Though Washington politicians perceive the assistance as a sign
of American benevolence that should buy it some foreign policy influence,
Egyptian leaders view it as an entitlement. “(Former) President (Hosni) Mubarak
and military leaders view our military assistance… as “untouchable compensation”
for making and maintaining peace with Israel,” American Ambassador to Egypt
Margaret Scobey wrote in a 2009 diplomatic cable released by Wikileaks. This
view is not confined to Egypt’s officer class. “Many Egyptians view American aid
as a right,” Bashir Abd al-Fatah, a researcher at the Al-Ahram Center for
Political and Strategic Studies told
The Media Line.Nevertheless, some
Egyptians would like to dispense with the aid all together, believing that only
a narrow clique of senior military officers benefit from it. These people point
to American-funded projects such as the International Medical Center hospital
facility as indicative of the corruption American aid has sown. Billed as an
in-patient complex to treat soldiers, the military transformed it into a
commercial enterprise that ministered to paying civilians. “Corrupt generals
benefit from these projects,” says Yahya. “The average Egyptian does not. There
is a whole industry in this country that uses the aid to enrich some people
while the population suffers.”
As a result, American talk of reducing aid
or even eliminating it does not scare Egyptians. “There is a big exaggeration
about need for this aid. Who benefits?” asks Yahya. According to Ambassador
Scobey’ cable, Washington is at the front of the line. “The US military enjoys
priority access to the Suez Canal and Egyptian airspace” in exchange for
American assistance, she wrote. Others note how Cairo helps Washington in quiet
ways even as it overtly criticizes America’s regional initiatives. During the US
occupation of Iraq, which Mubarak opposed, Cairo allowed American jets returning
from Baghdad to refuel at Egyptian airbases.

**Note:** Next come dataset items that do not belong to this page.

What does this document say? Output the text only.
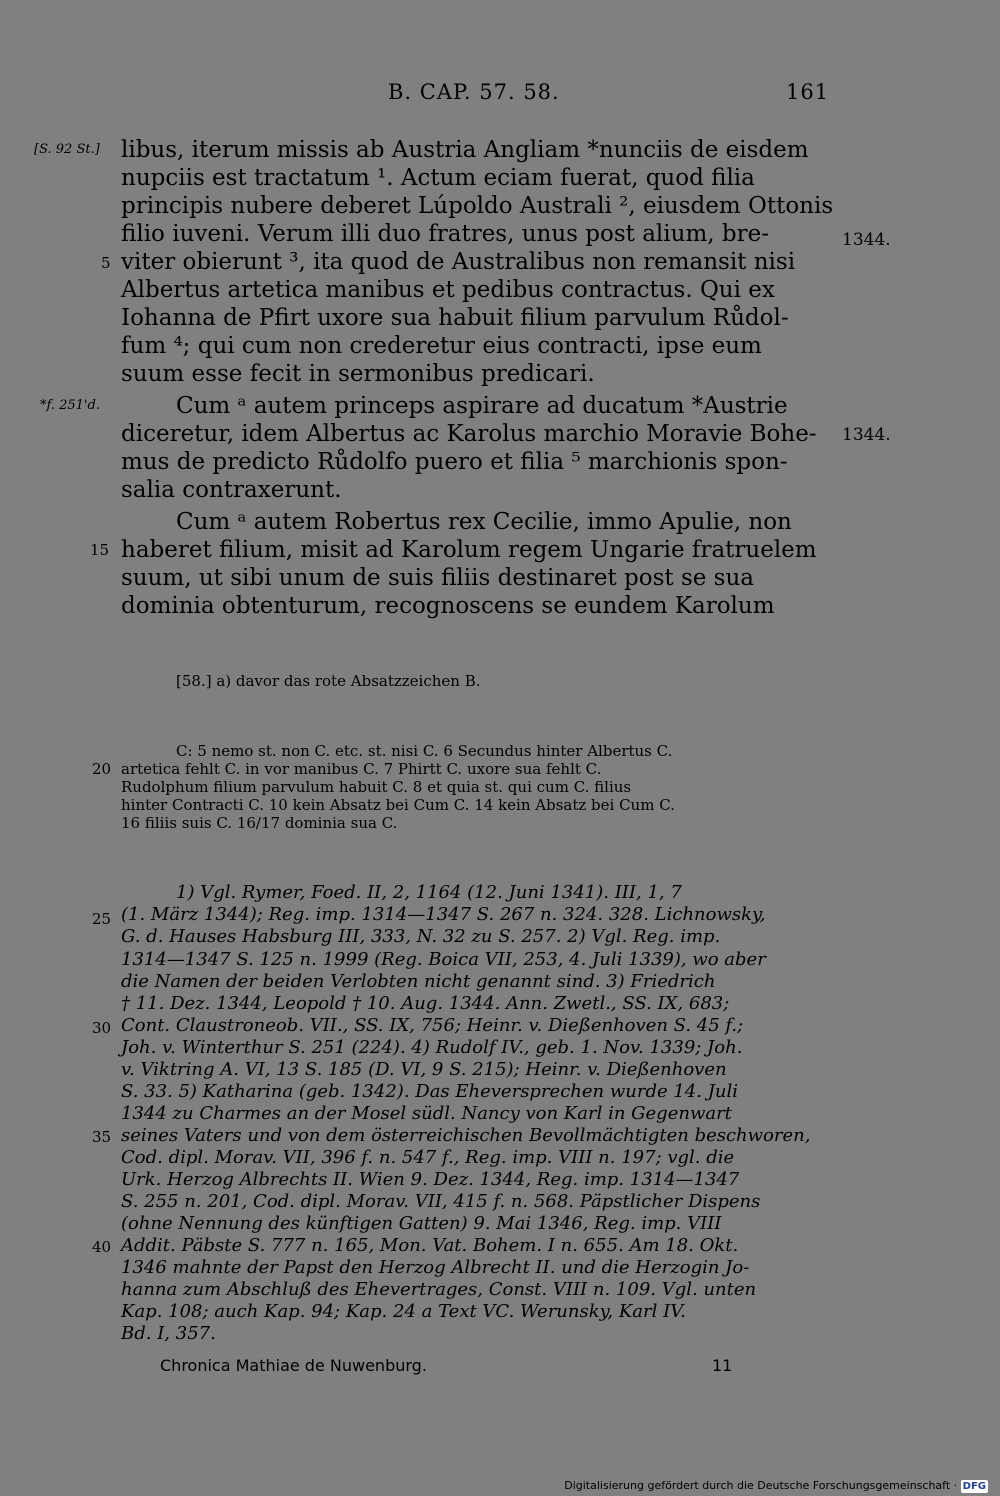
B. CAP. 57. 58.	161
[S. 92 St.]
*f. 251'd.
1344.
1344.
5
15
20
25
30
35
40
libus, iterum missis ab Austria Angliam *nunciis de eisdem
nupciis est tractatum ¹. Actum eciam fuerat, quod filia
principis nubere deberet Lúpoldo Australi ², eiusdem Ottonis
filio iuveni. Verum illi duo fratres, unus post alium, bre-
viter obierunt ³, ita quod de Australibus non remansit nisi
Albertus artetica manibus et pedibus contractus. Qui ex
Iohanna de Pfirt uxore sua habuit filium parvulum Růdol-
fum ⁴; qui cum non crederetur eius contracti, ipse eum
suum esse fecit in sermonibus predicari.
Cum ᵃ autem princeps aspirare ad ducatum *Austrie
diceretur, idem Albertus ac Karolus marchio Moravie Bohe-
mus de predicto Růdolfo puero et filia ⁵ marchionis spon-
salia contraxerunt.
Cum ᵃ autem Robertus rex Cecilie, immo Apulie, non
haberet filium, misit ad Karolum regem Ungarie fratruelem
suum, ut sibi unum de suis filiis destinaret post se sua
dominia obtenturum, recognoscens se eundem Karolum
[58.] a) davor das rote Absatzzeichen B.
C: 5 nemo st. non C. etc. st. nisi C. 6 Secundus hinter Albertus C.
artetica fehlt C. in vor manibus C. 7 Phirtt C. uxore sua fehlt C.
Rudolphum filium parvulum habuit C. 8 et quia st. qui cum C. filius
hinter Contracti C. 10 kein Absatz bei Cum C. 14 kein Absatz bei Cum C.
16 filiis suis C. 16/17 dominia sua C.
1) Vgl. Rymer, Foed. II, 2, 1164 (12. Juni 1341). III, 1, 7
(1. März 1344); Reg. imp. 1314—1347 S. 267 n. 324. 328. Lichnowsky,
G. d. Hauses Habsburg III, 333, N. 32 zu S. 257. 2) Vgl. Reg. imp.
1314—1347 S. 125 n. 1999 (Reg. Boica VII, 253, 4. Juli 1339), wo aber
die Namen der beiden Verlobten nicht genannt sind. 3) Friedrich
† 11. Dez. 1344, Leopold † 10. Aug. 1344. Ann. Zwetl., SS. IX, 683;
Cont. Claustroneob. VII., SS. IX, 756; Heinr. v. Dießenhoven S. 45 f.;
Joh. v. Winterthur S. 251 (224). 4) Rudolf IV., geb. 1. Nov. 1339; Joh.
v. Viktring A. VI, 13 S. 185 (D. VI, 9 S. 215); Heinr. v. Dießenhoven
S. 33. 5) Katharina (geb. 1342). Das Eheversprechen wurde 14. Juli
1344 zu Charmes an der Mosel südl. Nancy von Karl in Gegenwart
seines Vaters und von dem österreichischen Bevollmächtigten beschworen,
Cod. dipl. Morav. VII, 396 f. n. 547 f., Reg. imp. VIII n. 197; vgl. die
Urk. Herzog Albrechts II. Wien 9. Dez. 1344, Reg. imp. 1314—1347
S. 255 n. 201, Cod. dipl. Morav. VII, 415 f. n. 568. Päpstlicher Dispens
(ohne Nennung des künftigen Gatten) 9. Mai 1346, Reg. imp. VIII
Addit. Päbste S. 777 n. 165, Mon. Vat. Bohem. I n. 655. Am 18. Okt.
1346 mahnte der Papst den Herzog Albrecht II. und die Herzogin Jo-
hanna zum Abschluß des Ehevertrages, Const. VIII n. 109. Vgl. unten
Kap. 108; auch Kap. 94; Kap. 24 a Text VC. Werunsky, Karl IV.
Bd. I, 357.
Chronica Mathiae de Nuwenburg.	11
Digitalisierung gefördert durch die Deutsche Forschungsgemeinschaft · DFG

In the wake of the Egyptian
revolution, which has increased anti-American sentiment, think tank analysts
such as the Washington Institute for Near East Policy’s Eric Trager and the
Brookings Institution’s Shadi Hamid have advocated eliminating the aid. But the
view from shiny Washington office suites and marble houses in Qatar looks very
different than from the squalid slums of Cairo. The principal loser of such a
gambit would be America and its Egyptian friends. Local analysts say Washington
would lose its remaining leverage with the new Egyptian government headed by
Mohammed Morsy.
That could jeopardize the fiscal viability of its defense
contractors who benefit from Cairo’s military purchases and transform the
US-Egyptian relationship into the litmus test by which post-Mubarak politicians
are judged.
“Egyptians are still feeling their way around the
revolution,” Saeed Okasha, a researcher at the al-Ahram Center for Political and
Strategic Studies told
The Media Line. “They still don’t know what their views
toward America are. They genuinely like (President Barack) Obama. But if America
starts to play with the aid, it will only backfire and place it on center
stage.” And with a new government beholden to its electorate rather than to
Washington, any move to tamper with the aid could irreparably damage bilateral
ties rather than coerce Egypt into line.